The Federal Reserve is widely expected to keep interest rates steady at its meeting on 20 September despite the rise in headline Consumer Price Index (CPI) inflation in August. Indeed, current market pricing suggests no change in interest rates with a probability of 98%. In this Macro Flash Note, Chief Economist Stefan Gerlach comments on the meeting.

Stefan Gerlach
Stefan Gerlach

There is much agreement that the Federal Open Market Committee (FOMC) will leave interest rates unchanged at its meeting this week. The main reason is that inflation has been declining in recent months. 

1. Probabilities of Fed interest rate decisions as implied by market pricing

Table1.png

Source: : CME. Data as of 16 September 2023.

Of course, the CPI data for August released last week were a little discouraging, with annual headline inflation rising to 3.7% from 3.2% in July. However, that increase was principally due to a sharp rise in gasoline prices of 10.8% Month-over-month (MoM) which caused headline CPI inflation to increase to 0.6% MoM after 0.2% in July. Moreover, the increase in the headline data was largely expected by markets. 

However, core inflation fell to 4.3% Year-over-year (YoY) in August from 4.7% in July. Month-on-month, core inflation was 0.3% in August, up from 0.2% in July.

2. CPI Inflation, y/y (left) - CPI Inflation, m/m (right)

Charts1_2.png

Source: BLS. Data as of 15 September 2023.

Source: BLS. Data as of 15 September 2023.

Since core inflation plays a much greater role than headline inflation in the Fed’s thinking about the economy, FOMC members are likely to disregard the rebound in the latter. They understand data are erratic and occasional sharp changes in monthly inflation rates are common. They therefore attach greater emphasis to inflation rates over a few months.

With annualised headline inflation running at 3.9% over the last three months and core inflation at 2.4%, the massive increase in interest rates engineered by the Fed over the last 18 months has clearly slowed inflation.

It therefore makes sense to hold interest rates steady and wait to see whether inflation will continue to slow on its own or if further interest rate increases will be necessary. Unless the September and October CPI releases signal an obvious inflation problem, the FOMC is likely to wait until December to make that call. Interestingly, while the market is currently pricing in a 61% probability that the Fed will leave interest rates unchanged in December, it attaches a 34% probability that rates will be set 25 bps higher than today, and a 5% probability that they then will be set 50 bps higher.

With interest rates expected to be kept on hold this week, the focus of the meeting will be in what the Fed communicates regarding its outlook for the US economy. Given recent developments, it is possible that it will lower the expected projections for inflation but raise the projections for economic activity.

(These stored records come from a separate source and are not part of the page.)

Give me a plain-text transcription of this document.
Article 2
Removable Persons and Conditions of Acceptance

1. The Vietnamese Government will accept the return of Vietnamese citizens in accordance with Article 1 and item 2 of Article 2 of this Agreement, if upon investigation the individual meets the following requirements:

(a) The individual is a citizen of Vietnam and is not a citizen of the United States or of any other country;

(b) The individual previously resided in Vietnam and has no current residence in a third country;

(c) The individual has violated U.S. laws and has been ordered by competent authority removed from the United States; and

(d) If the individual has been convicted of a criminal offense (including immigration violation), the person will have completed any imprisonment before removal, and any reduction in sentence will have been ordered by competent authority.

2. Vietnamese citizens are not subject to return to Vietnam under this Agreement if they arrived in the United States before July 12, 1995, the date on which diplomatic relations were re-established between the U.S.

The dot plots1 will be revealing. On average members will likely view themselves as having finished raising interest rates, although some members may signal that they think a further increase this year will be appropriate. Interest rate cuts are likely to be projected for next year.

For the FOMC to decide to cut interest rates, it will most likely require continued gradual reductions in core inflation and a further rebalancing of the US labour market, entailing some increase in unemployment and participation rates, and a further slowing in the growth rate of labour costs. Keeping a close eye on core inflation and US labour market data therefore remains key to understanding the Fed in the months ahead.

1 FOMC members’ projections about the likely path of interest rates required to achieve their statutory objectives.